1.1001001010111011001101010010110001000110001000111001 x 2^-2

Discussion

Visual C++ gets example 4 correct, even though it appears harder than example 3, which it converts incorrectly; example 4 has six more zeros beyond bit 54.

Examples 5 and 6 are dyadic fractions, which theoretically should be easy to convert. Example 5 is 66 digits long, and example 6 is 65 digits long. (Dyadic fractions have the same number of bits as decimal digits.) Example 6 converts correctly, but example 5 does not. Is it because Visual C++ stops looking beyond 65 places?

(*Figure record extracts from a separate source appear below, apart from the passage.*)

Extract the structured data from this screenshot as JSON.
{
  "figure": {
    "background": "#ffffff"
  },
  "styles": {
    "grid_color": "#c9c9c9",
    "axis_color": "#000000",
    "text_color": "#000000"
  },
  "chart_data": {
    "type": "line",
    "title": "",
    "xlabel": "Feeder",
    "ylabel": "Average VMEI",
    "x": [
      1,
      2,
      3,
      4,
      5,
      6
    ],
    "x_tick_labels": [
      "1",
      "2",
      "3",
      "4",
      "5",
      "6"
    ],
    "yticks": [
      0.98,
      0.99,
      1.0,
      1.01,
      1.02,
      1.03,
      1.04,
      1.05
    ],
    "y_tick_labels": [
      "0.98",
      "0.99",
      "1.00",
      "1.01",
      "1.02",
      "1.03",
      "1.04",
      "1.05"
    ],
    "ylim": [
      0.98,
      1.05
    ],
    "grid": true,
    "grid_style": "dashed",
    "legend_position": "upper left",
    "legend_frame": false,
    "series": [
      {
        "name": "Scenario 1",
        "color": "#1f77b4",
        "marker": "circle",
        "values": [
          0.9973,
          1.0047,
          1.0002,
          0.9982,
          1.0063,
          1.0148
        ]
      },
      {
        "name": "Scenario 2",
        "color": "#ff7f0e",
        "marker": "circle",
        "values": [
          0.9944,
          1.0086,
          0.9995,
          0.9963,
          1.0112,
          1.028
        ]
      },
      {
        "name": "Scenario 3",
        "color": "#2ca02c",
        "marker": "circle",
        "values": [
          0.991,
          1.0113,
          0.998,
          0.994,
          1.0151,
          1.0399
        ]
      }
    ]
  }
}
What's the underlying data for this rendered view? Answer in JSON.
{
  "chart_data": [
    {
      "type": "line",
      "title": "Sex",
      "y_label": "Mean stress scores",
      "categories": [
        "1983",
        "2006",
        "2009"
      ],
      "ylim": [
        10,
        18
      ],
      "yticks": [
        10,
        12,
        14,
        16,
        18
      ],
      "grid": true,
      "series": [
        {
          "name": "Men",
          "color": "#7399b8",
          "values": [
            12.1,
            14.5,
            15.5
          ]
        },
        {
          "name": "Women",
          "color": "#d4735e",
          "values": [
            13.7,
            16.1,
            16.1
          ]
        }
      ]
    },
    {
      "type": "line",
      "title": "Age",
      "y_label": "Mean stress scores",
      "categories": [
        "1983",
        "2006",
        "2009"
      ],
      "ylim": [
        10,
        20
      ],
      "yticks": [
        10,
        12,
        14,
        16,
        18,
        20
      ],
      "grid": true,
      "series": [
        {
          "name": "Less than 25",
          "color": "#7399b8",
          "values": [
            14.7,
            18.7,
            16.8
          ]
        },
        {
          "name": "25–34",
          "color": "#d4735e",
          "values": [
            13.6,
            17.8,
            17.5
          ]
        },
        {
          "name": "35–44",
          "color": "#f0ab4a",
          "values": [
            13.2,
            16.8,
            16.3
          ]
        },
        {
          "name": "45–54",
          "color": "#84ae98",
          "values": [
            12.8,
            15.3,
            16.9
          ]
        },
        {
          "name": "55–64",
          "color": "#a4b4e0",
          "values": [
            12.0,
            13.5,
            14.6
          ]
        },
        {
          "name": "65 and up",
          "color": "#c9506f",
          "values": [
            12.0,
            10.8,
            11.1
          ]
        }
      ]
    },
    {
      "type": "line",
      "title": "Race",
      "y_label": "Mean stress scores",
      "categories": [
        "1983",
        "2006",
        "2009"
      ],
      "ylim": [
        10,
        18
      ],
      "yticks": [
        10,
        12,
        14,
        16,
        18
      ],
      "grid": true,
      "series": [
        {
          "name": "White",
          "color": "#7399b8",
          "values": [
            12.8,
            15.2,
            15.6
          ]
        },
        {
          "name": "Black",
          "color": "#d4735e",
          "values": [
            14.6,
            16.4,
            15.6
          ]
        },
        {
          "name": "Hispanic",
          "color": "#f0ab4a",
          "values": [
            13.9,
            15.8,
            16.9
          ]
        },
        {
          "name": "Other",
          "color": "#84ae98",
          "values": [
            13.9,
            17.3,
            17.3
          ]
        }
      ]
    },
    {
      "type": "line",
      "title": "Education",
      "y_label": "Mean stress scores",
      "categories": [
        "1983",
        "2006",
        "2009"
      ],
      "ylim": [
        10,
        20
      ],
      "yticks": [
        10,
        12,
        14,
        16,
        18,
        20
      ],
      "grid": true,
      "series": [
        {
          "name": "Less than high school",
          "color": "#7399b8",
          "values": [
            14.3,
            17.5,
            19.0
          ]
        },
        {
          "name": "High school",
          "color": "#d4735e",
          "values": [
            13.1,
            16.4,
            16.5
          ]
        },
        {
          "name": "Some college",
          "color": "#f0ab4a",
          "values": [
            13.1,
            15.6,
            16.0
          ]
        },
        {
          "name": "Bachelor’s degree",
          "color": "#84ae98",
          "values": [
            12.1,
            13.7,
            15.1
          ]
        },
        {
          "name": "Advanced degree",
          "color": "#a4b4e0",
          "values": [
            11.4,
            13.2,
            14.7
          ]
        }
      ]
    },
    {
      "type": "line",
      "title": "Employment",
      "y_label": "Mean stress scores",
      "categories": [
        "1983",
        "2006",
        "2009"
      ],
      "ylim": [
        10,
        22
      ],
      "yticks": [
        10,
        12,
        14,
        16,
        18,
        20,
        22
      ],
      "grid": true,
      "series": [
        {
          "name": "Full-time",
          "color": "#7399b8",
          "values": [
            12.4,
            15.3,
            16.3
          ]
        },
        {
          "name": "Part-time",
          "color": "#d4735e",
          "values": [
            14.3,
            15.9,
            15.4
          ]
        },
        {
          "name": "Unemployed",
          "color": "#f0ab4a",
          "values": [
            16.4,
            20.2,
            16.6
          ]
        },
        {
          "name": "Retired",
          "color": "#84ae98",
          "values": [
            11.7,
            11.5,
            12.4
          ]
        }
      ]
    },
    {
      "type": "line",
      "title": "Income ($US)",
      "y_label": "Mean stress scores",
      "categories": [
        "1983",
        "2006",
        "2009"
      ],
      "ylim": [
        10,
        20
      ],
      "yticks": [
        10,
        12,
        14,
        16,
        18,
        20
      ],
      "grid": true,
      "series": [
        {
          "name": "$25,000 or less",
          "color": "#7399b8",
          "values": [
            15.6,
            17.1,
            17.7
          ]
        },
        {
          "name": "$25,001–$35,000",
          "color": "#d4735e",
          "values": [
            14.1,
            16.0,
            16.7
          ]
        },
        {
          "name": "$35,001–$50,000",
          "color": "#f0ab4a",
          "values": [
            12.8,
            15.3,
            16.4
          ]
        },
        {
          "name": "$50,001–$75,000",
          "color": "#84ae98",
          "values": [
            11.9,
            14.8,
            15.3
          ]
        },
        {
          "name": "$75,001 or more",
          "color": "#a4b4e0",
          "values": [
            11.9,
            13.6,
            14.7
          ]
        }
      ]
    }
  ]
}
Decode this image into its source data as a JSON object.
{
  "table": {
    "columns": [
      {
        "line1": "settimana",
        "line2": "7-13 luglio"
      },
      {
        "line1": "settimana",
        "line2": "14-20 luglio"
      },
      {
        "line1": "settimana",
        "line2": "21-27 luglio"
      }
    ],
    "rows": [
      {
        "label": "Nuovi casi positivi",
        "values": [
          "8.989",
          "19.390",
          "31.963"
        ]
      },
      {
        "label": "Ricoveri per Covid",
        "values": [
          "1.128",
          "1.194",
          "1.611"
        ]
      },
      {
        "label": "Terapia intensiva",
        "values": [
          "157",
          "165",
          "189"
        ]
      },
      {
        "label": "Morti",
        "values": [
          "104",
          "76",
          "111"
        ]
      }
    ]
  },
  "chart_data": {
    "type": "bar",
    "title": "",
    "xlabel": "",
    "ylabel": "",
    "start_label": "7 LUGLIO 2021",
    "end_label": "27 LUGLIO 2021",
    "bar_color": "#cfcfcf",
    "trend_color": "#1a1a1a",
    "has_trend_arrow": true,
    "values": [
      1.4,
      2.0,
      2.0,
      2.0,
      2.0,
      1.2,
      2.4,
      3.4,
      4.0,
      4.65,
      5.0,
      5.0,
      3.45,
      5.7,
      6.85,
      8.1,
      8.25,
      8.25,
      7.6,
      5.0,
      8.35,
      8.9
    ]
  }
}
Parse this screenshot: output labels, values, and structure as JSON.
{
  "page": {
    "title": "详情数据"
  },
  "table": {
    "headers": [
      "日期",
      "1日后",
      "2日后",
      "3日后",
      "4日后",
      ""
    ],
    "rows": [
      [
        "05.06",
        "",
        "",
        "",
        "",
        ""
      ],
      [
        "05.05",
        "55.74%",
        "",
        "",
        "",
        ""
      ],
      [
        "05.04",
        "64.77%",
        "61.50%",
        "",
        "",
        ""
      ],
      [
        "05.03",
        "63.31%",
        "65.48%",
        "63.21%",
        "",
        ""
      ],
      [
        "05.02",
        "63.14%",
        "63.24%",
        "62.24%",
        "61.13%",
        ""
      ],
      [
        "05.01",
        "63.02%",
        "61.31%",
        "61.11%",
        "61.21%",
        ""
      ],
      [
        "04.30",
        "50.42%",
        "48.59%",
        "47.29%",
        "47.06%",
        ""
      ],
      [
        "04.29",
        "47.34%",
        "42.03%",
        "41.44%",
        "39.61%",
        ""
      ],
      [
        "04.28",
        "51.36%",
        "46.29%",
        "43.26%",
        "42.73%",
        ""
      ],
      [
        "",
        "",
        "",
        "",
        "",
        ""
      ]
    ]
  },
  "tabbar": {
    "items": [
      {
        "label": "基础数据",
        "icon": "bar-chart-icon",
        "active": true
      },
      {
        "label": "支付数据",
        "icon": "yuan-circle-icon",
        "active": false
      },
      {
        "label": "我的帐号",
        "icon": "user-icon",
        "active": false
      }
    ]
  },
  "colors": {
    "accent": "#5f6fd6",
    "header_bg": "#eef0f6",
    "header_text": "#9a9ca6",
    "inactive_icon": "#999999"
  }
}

Example 7 is a hard case, which Visual C++ does get wrong.

My Bug Report

In April 2009, I submitted a bug report to Microsoft, titled “Incorrectly Rounded Decimal to Binary Conversions in Visual C++.” Microsoft closed the bug, but said they would “re-consider [sic] for future versions of VC++”. We’ll see. (Update 5/9/13: My bug report has been deleted.)

You could argue that being only one ULP away from the correct result is inconsequential. Technically, I think it’s ‘legal’ from the perspective of the IEEE floating-point specification. (This seems to be conventional wisdom, but I can’t find the exact wording in the spec — can someone enlighten me?) However, widely used open source code — David Gay’s strtod() function in dtoa.c — gets these conversions right. Should Visual C++ do the same?

(I would imagine this ‘problem’ also affects the rest of Visual Studio, but I haven’t investigated.)